Sometimes Intellectual Curiosity is a Commercial Waste of Time

Sometimes Intellectual Curiosity is a Commercial Waste of Time

I had an exchange this morning with one of my twitter buds and fellow Orlando tech person, @kurtisnelson.

I had been doing a little digging into what it would take to add printing to one of my iPhone apps, Cheap Gas!.  Namely, I wanted to have the ability to look up the cheapest stations nearby from my iPhone, and then print out a copy of the listing.

As a means of seeing what the interest level would be for such a feature, I asked my twitter stream what they thought of the idea.  Kurt was one of the first to respond with the following:

“I don’t see any point in it, but go for it if your purpose is to learn how to do it.”

First let me say, the feedback was very valuable for gauging interest.  Kurtis wasn’t interested.  If everyone feels that way, then obviously it makes little sense to devote time, toil, sweat, and tears to adding that particular feature.

The second part of his response, where he said “go for it if your purpose is to learn how to do it”, brings up an interesting question.  When should intellectual curiosity lead development of new features, and when should it be shelved to working on things that actually add new value?

In fairness, I’ve biased my response in the title of this post.

There are times when you take a risk, and do spec development, because you believe in an idea or dream.  Maybe you think you have an angle on a feature that user’s will love – and they just don’t know it yet.

And sometimes, your users are just straight up right.  Don’t fix something that ain’t broke.

About twenty years ago, I had a friend and fellow co-worker open a CD store in Nashville.  It was in a hip, high traffic area.

And he only sold music that he, personally, liked.

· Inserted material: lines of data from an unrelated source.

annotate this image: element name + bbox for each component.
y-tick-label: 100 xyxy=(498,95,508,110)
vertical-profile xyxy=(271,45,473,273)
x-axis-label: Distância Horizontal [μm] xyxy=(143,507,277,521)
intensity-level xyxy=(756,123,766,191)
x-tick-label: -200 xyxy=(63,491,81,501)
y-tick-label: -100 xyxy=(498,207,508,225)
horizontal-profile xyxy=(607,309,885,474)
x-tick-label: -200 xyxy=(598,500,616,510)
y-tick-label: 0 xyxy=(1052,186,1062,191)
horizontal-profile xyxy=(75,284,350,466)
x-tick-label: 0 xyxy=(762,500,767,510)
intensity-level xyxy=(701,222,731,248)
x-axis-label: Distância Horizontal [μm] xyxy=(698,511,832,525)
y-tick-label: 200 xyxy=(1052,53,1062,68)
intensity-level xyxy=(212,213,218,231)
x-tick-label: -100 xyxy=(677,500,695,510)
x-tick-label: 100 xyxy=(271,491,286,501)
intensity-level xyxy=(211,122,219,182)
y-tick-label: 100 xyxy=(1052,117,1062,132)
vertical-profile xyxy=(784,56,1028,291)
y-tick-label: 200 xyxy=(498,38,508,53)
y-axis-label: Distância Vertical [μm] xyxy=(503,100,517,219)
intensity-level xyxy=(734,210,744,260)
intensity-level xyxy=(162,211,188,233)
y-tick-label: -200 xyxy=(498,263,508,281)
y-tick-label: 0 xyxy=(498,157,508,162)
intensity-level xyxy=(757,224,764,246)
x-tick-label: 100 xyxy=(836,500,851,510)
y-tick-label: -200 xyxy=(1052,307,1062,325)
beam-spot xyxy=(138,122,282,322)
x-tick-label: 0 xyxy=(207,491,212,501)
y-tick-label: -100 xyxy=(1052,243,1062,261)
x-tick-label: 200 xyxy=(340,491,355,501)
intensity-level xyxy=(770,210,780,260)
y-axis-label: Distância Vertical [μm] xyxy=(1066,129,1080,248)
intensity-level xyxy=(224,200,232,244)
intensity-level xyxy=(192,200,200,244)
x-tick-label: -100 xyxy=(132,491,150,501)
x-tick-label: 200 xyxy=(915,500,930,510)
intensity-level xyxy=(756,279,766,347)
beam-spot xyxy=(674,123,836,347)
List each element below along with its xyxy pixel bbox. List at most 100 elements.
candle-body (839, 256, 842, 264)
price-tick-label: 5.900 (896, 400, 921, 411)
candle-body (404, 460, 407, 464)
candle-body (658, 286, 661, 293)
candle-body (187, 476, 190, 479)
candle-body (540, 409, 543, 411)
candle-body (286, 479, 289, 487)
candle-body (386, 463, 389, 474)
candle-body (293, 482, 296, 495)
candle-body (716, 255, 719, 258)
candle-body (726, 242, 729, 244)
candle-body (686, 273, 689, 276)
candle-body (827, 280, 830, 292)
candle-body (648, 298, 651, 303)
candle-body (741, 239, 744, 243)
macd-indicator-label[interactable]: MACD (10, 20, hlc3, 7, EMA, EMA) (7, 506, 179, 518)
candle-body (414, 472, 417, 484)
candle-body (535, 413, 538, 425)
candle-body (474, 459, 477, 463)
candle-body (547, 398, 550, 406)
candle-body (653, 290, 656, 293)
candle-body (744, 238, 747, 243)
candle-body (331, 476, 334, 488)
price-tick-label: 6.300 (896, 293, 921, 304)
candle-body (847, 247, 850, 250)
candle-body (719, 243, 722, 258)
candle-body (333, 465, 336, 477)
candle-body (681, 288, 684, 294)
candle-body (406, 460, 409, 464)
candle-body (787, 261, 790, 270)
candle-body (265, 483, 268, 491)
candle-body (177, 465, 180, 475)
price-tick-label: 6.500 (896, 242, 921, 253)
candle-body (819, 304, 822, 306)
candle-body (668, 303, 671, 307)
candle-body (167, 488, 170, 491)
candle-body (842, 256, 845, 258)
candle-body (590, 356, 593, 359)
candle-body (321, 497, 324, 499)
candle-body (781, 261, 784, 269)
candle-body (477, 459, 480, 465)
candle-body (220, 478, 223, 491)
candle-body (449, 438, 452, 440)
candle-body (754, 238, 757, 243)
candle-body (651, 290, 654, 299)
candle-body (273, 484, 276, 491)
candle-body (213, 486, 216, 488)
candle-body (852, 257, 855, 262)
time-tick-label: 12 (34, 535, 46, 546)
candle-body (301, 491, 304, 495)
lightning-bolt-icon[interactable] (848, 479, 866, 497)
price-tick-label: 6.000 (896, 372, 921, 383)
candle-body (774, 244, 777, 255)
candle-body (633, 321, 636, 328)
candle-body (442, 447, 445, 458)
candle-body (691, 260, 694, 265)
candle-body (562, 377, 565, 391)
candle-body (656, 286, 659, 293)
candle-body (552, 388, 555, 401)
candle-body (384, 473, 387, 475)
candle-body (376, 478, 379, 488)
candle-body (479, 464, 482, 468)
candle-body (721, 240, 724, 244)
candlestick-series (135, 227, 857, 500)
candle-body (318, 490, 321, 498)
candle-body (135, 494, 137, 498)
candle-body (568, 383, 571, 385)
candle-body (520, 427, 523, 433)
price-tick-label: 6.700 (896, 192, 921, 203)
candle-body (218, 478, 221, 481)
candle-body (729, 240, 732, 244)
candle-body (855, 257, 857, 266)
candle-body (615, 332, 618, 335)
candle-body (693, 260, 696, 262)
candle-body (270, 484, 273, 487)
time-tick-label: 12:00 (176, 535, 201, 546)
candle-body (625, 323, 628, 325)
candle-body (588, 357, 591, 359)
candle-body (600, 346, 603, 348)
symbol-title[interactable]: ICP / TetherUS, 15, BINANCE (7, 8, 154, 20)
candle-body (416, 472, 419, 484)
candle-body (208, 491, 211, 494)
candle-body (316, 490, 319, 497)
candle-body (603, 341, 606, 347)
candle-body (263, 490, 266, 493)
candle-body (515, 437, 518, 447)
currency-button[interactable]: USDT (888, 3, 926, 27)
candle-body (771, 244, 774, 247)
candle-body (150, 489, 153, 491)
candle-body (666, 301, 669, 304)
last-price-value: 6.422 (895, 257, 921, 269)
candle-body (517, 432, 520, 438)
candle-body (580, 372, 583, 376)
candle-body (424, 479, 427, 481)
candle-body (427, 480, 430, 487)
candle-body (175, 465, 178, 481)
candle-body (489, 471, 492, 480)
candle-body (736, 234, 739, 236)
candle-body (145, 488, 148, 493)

The store failed.  Twice (he moved the store to an even more high traffic location with an even hipper potential clientele).

Sometimes our personal likes and intellectual curiosities lead us down paths that sap limited resources (time, money, talent – you name it).

Am I saying not to be intellectually curious?  Not at all.

I’m saying that, when you have a commercial venture and you have limited time, money, and talent to create goods and services, idle intellectual curiosity is a huge – and sometimes, lethal – distraction to supplying your customers with features that they want, will use, and will crow to the heavens about.